33 We accept the submissions of BlueScope that there was no denial of natural justice. Both parties were present and understood that the issue being canvassed before Connor C was the operation of the coke oven batteries unhindered by any industrial action. In particular, the AWU's representative understood the importance to BlueScope of the continuous operation of the coke oven batteries (not the operation of the coke oven batteries free from this particular strike) and understood that this was a factor influencing Connor C's decision. This is clear from the fact that Connor C made the order for a shorter term than that requested by BlueScope on the basis that "the coke ovens have been relatively free from industrial action in recent times".

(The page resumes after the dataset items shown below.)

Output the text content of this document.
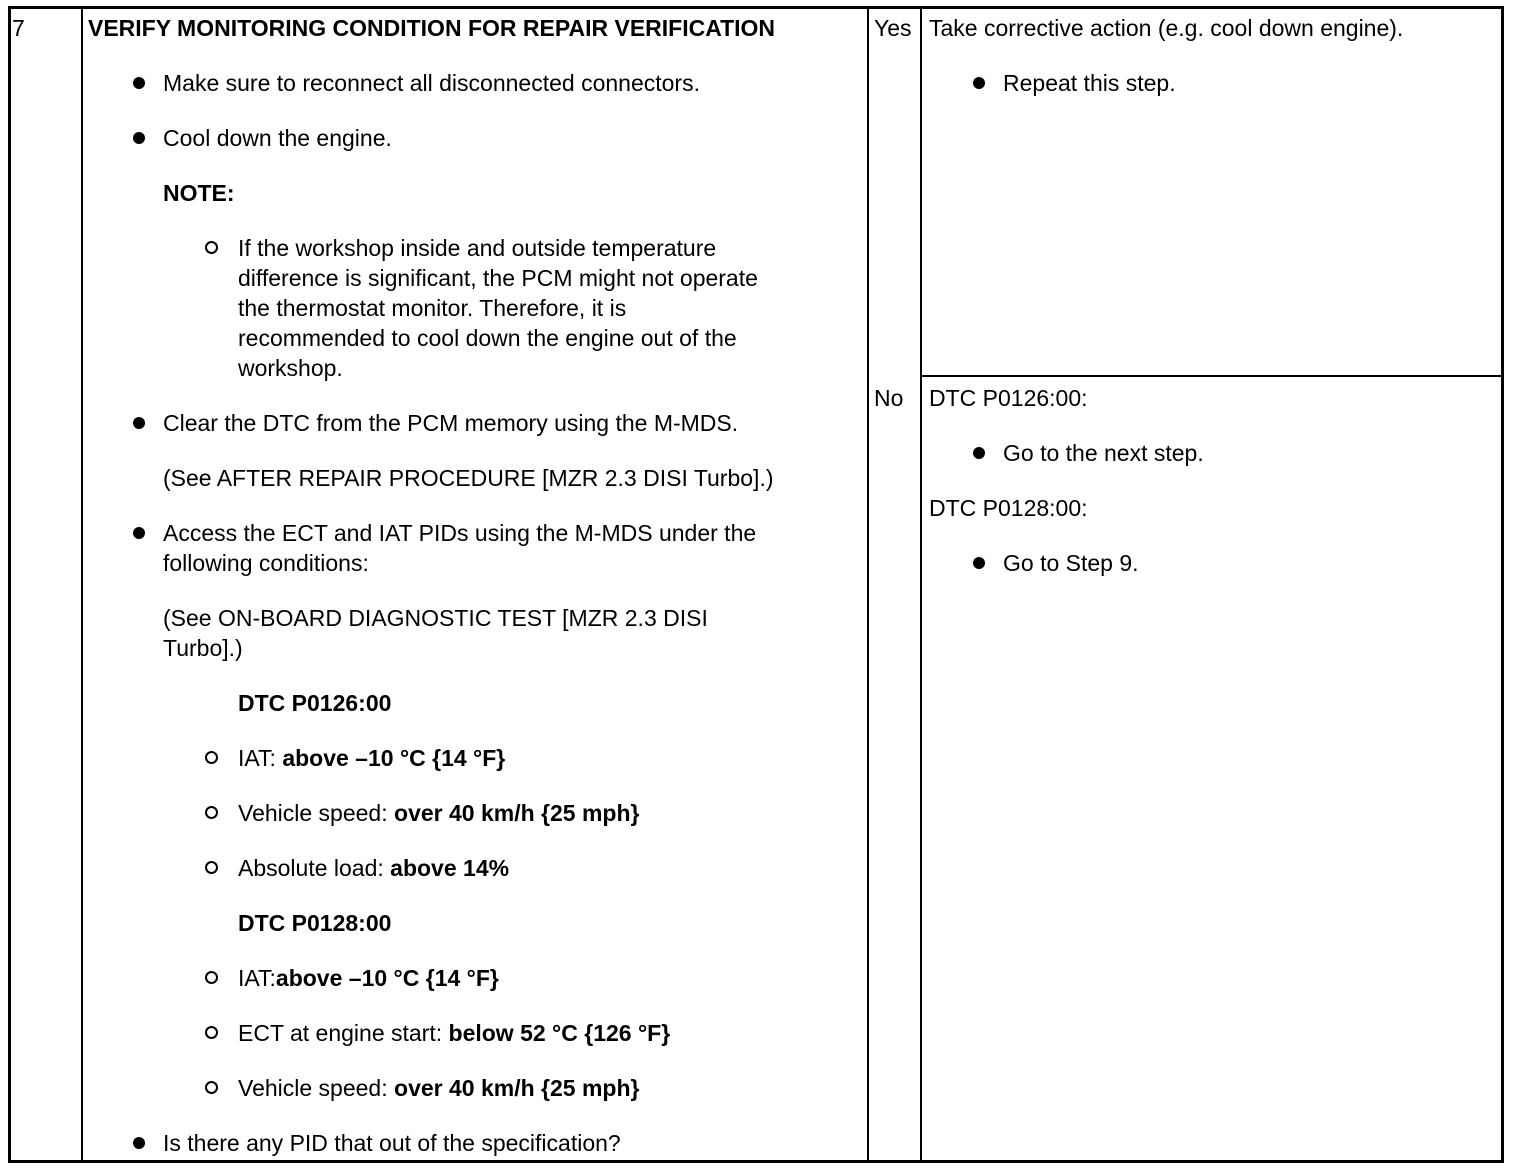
7	VERIFY MONITORING CONDITION FOR REPAIR VERIFICATION
Make sure to reconnect all disconnected connectors.
Cool down the engine.
NOTE:
If the workshop inside and outside temperature
difference is significant, the PCM might not operate
the thermostat monitor. Therefore, it is
recommended to cool down the engine out of the
workshop.
Clear the DTC from the PCM memory using the M-MDS.
(See AFTER REPAIR PROCEDURE [MZR 2.3 DISI Turbo].)
Access the ECT and IAT PIDs using the M-MDS under the
following conditions:
(See ON-BOARD DIAGNOSTIC TEST [MZR 2.3 DISI
Turbo].)
DTC P0126:00
IAT: above –10 °C {14 °F}
Vehicle speed: over 40 km/h {25 mph}
Absolute load: above 14%
DTC P0128:00
IAT:above –10 °C {14 °F}
ECT at engine start: below 52 °C {126 °F}
Vehicle speed: over 40 km/h {25 mph}
Is there any PID that out of the specification?
Yes
No
Take corrective action (e.g. cool down engine).
Repeat this step.
DTC P0126:00:
Go to the next step.
DTC P0128:00:
Go to Step 9.
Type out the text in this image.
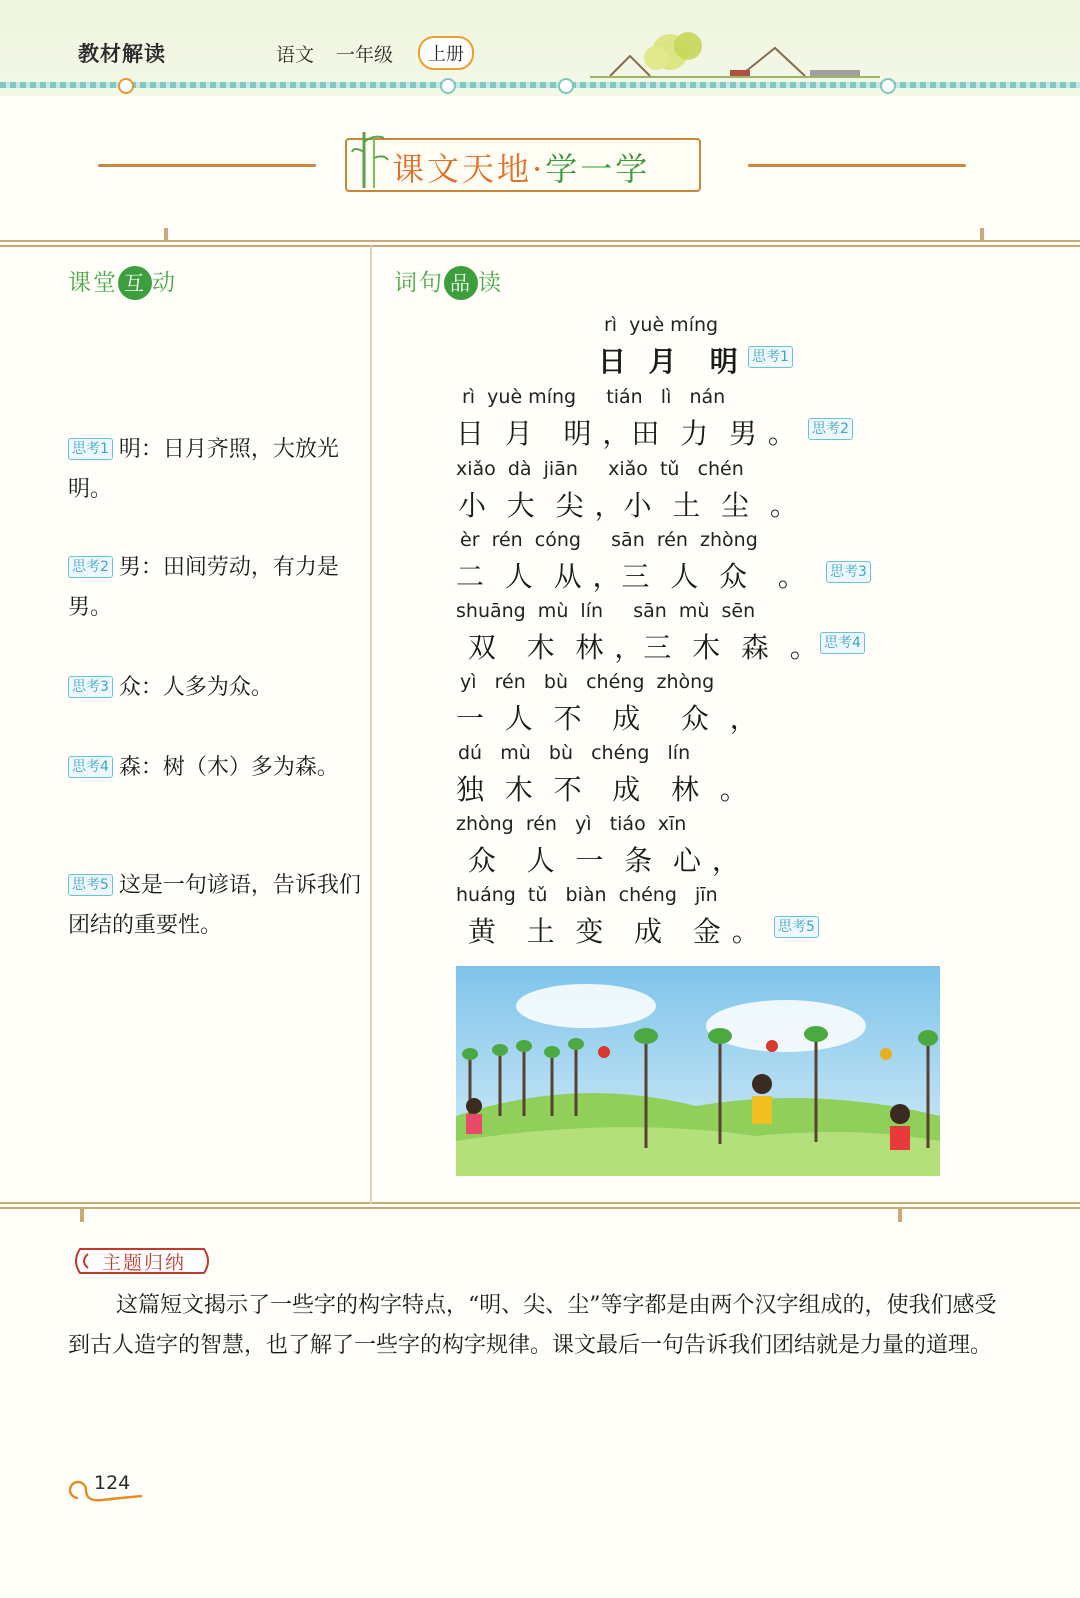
教材解读	语文 一年级	上册
课文天地·学一学
课堂 互 动
思考1 明：日月齐照，大放光明。
思考2 男：田间劳动，有力是男。
思考3 众：人多为众。
思考4 森：树（木）多为森。
思考5 这是一句谚语，告诉我们团结的重要性。
词句 品 读
rì  yuè míng
日  月   明 思考1
rì  yuè míng     tián   lì   nán
日  月   明 ，田  力  男 。 思考2
xiǎo  dà  jiān     xiǎo  tǔ   chén
小  大  尖 ，小  土  尘  。
èr  rén  cóng     sān  rén  zhòng
二  人  从 ，三  人  众   。 思考3
shuāng  mù  lín     sān  mù  sēn
双   木  林 ，三  木  森  。 思考4
yì   rén   bù   chéng  zhòng
一  人  不   成    众  ，
dú   mù   bù   chéng   lín
独  木  不   成   林  。
zhòng  rén   yì   tiáo  xīn
众   人  一  条  心 ，
huáng  tǔ   biàn  chéng   jīn
黄   土  变   成   金 。 思考5
主题归纳
这篇短文揭示了一些字的构字特点，“明、尖、尘”等字都是由两个汉字组成的，使我们感受到古人造字的智慧，也了解了一些字的构字规律。课文最后一句告诉我们团结就是力量的道理。
124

34 Finally, we note that, although it was not raised by counsel for either party, there is a strong argument that Boland J had no power to dismiss BlueScope's summons because of the operation of s 179. In Tempo Services Ltd v Strezouski (2005) 146 IR 411, the Full Bench held at [62] that a member of the Commission in Court Session (now the Industrial Court) had no power to grant declaratory relief in circumstances where the grant would involve an appeal, a review, a quashing or a calling into question of an award or held award made by the Commission. Furthermore, the Full Bench stated that even if there had been jurisdiction it would have been an inappropriate exercise of discretion to permit a collateral attack on an award in proceedings for declaratory relief pursuant to s 154 of the Act. In this case, given the breadth of s 179 (which is not restricted to awards, but extends to any decision, purported decision or order of the Commission), it is arguable that, by accepting AWU's jurisdictional argument and consequently dismissing BlueScope's summons, Boland J permitted the AWU to "appeal against, review, quash or call into question" an order of the Commission contrary to s 179(10)(b). The appropriate manner for the AWU to challenge the scope of Connor C's orders was by way of appeal to the Full Bench of the Commission.
35 It remains to add an observation concerning the dismissal of Mr Malufuka. We feel compelled to correct any suggestion that dismissals, in the course of an industrial dispute, may not be dealt with until the dispute is resolved, or may only be dealt with by way of proceedings under Pt 6 of the Act. It was, in fact, open to Connor C, properly, at the time of making the dispute orders to deal with the subject matter of the dismissal in the context of the industrial dispute proceedings, although it was an appropriate exercise of discretion in this case to refrain from doing so until the strike was over.